What You Need To Know About Depression And Diabetes
Diabetes is considered one of the most psychologically and behaviorally demanding of the chronic medical illnesses. Patients with diabetes are particularly vulnerable to depression. Indeed, up to one in every three diabetics has depression at a level that impairs functioning and quality of life, and lowers adherence to glucose monitoring, exercise, diet, medication regimes and glycemic control. As a result, depression increases the risk of long-term diabetic complications.
When you use self-reporting surveys as a gauge, you’ll find an even broader spectrum of depressive illness in diabetics. These problems may include dysthymic disorder, minor depression or symptoms that reflect comorbid psychiatric illness. Anxiety, substance abuse disorders or general distress are more common in diabetics than nondiabetics.
The onset of depression precipitated by a patient’s diabetes may be secondary to socioeconomic factors and/or the functional, social and psychological hardships of accepting or dealing with advancing diabetes. The severity of diabetes, uncontrolled blood sugar, hypoglycemia and associated endocrinopathies all play a possible role. In addition, there is evidence that diabetes-related abnormalities in neurohormonal, neurotransmitter or vascular disease affecting the brain may be responsible for some of the depression found with this disease.
Also keep in mind that depression alone can affect the onset and the severity of diabetic complications. Evidence from studies in the U.S. and Japan indicates depression doubles the risk of incident type 2 diabetes. In patients with preexisting diabetes, depression has been shown to be an independent risk factor for coronary heart disease and can accelerate its onset. Other studies have shown depression is directly associated with an increased risk of diabetic complications, especially retinopathy, microvascular complications and increased neuropathic pain.
Regardless of whether it is initially a cause or effect, depression has been shown to be antagonistic toward adherence to proper treatment and dietary regimens, making proper lifestyle choices and achieving normoglycemia. This lack of compliance in the depressed diabetic patient is moderated through both behavioral and physiologic pathways, as studies have revealed these patients have poorer mental and physical functioning.
Recognizing The Problem
When the depression is treated successfully, it does help facilitate improved compliance and glycemic control. Two recent randomized control studies show that antidepressants and cognitive-behavioral therapy can be especially helpful in reducing depressive symptoms in diabetic patients.
However, it is interesting to note two of every three cases of depression are left untreated by primary care physicians. It is essential that all clinicians who treat diabetic patients become better at recognizing the signs of depression in order to make appropriate referrals and help facilitate improved treatment outcomes.
Be aware that studies show a higher incidence of depression in patients with retinopathy and this was linked to elevated levels of microalbumin, Total and LDL cholesterol. Particularly relevant for podiatrists is the finding of a higher incidence of depression in patients who suffer from neuropathy and wound healing problems.
Understanding The Potential Psychological Impact
During a 1995 lecture at the Gillis W. Long Hansen’s Disease Center in Carville, La., Paul Brand, MD, explained that neuropathy can cause depression. The sense of touch is considered our validating sense, according to Dr. Brand. Upon seeing something unfamiliar, our first desire is to touch the item, as opposed to smelling it, hearing it or tasting it.

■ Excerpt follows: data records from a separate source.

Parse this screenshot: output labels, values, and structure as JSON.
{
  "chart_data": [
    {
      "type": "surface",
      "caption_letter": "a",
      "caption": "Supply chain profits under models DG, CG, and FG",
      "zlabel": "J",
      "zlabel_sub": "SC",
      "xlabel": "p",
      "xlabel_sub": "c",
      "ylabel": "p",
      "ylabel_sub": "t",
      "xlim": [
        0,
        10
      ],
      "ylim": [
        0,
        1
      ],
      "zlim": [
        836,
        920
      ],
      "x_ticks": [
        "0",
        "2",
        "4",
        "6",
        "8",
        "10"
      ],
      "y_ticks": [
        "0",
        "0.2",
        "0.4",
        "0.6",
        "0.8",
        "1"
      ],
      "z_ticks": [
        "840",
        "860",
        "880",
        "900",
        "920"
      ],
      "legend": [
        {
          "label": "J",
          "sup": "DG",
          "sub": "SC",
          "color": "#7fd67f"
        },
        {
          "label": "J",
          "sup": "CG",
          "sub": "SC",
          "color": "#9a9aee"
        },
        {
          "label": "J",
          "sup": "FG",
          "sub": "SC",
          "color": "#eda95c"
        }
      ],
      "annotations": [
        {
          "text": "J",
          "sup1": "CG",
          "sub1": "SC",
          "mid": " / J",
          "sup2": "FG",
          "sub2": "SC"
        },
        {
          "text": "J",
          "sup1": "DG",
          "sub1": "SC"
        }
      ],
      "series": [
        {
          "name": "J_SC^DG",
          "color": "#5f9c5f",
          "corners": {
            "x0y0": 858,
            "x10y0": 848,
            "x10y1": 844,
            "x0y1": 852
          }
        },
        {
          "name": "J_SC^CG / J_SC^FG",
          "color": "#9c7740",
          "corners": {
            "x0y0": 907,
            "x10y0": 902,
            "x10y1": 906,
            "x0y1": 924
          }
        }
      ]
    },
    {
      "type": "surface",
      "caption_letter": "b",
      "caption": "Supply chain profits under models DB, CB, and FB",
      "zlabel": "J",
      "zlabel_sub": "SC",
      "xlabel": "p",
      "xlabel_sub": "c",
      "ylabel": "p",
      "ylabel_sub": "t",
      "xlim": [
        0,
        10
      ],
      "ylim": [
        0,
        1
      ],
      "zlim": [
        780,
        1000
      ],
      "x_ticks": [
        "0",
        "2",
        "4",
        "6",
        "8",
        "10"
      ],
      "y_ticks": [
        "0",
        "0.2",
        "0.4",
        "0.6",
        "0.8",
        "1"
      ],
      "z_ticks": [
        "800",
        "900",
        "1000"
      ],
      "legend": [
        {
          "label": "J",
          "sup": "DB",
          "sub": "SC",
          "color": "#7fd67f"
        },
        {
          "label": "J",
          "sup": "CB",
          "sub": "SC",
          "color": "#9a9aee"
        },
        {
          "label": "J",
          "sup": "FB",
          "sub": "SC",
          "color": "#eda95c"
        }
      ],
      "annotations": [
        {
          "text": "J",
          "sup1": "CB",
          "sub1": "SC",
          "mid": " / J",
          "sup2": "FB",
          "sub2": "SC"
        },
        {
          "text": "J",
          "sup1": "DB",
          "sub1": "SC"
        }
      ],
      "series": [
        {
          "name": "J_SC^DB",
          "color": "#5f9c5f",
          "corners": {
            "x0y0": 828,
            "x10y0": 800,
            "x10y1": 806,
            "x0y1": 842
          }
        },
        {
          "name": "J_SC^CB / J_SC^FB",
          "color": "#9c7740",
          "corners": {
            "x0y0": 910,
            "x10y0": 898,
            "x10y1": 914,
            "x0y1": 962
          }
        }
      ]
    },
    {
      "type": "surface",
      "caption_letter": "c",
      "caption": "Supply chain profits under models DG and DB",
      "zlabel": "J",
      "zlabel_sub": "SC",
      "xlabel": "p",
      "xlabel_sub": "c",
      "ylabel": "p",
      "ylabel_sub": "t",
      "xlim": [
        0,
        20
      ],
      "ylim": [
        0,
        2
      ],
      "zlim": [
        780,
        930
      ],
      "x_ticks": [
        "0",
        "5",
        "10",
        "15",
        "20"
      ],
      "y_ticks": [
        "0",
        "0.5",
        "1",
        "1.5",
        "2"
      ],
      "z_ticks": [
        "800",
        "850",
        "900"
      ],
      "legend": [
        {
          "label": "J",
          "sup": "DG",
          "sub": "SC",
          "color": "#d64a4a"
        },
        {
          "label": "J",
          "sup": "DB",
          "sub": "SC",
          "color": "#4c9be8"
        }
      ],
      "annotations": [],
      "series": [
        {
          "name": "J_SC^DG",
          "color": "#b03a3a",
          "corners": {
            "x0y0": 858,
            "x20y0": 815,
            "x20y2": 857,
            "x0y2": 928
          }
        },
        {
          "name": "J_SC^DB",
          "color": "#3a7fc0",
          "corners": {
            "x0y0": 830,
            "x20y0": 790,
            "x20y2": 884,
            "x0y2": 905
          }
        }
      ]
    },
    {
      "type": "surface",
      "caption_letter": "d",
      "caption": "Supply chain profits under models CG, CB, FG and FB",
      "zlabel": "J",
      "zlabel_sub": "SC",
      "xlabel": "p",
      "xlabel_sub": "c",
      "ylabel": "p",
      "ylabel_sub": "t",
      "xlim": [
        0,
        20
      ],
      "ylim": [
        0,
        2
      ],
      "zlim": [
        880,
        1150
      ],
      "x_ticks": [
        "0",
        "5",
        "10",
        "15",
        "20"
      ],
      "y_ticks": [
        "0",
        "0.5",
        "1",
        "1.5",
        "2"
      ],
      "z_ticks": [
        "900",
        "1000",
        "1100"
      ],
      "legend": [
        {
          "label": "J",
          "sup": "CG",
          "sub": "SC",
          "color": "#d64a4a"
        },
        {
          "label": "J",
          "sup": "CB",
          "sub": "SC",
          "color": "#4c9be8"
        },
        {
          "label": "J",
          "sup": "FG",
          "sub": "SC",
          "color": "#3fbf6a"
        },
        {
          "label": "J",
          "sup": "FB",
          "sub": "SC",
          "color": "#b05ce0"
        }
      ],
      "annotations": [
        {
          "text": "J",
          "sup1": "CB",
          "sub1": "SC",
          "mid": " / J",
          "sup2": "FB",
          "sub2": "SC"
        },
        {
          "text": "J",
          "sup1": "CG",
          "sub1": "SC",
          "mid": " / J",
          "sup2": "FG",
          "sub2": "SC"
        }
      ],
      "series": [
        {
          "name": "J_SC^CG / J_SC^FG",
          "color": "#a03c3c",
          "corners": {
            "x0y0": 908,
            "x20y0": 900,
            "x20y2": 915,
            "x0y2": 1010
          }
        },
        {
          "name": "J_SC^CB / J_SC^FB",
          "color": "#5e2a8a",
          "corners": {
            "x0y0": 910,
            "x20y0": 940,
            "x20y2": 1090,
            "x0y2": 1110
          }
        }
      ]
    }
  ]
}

This sense of touch makes the object real. Without it, the patient may not be able to confirm or validate the object or idea. When a patient loses foot sensation, he or she may regard the feet and any associated problems (i.e., ulcerations) as “unreal.”
Patients then become detached from their foot problems. David Viscott, MD, a psychiatrist who lectured extensively on the psychology of diabetes before succumbing to the disease, recognized it is only natural psychologically to deny the presence of such a disease. This denial is often associated with depression.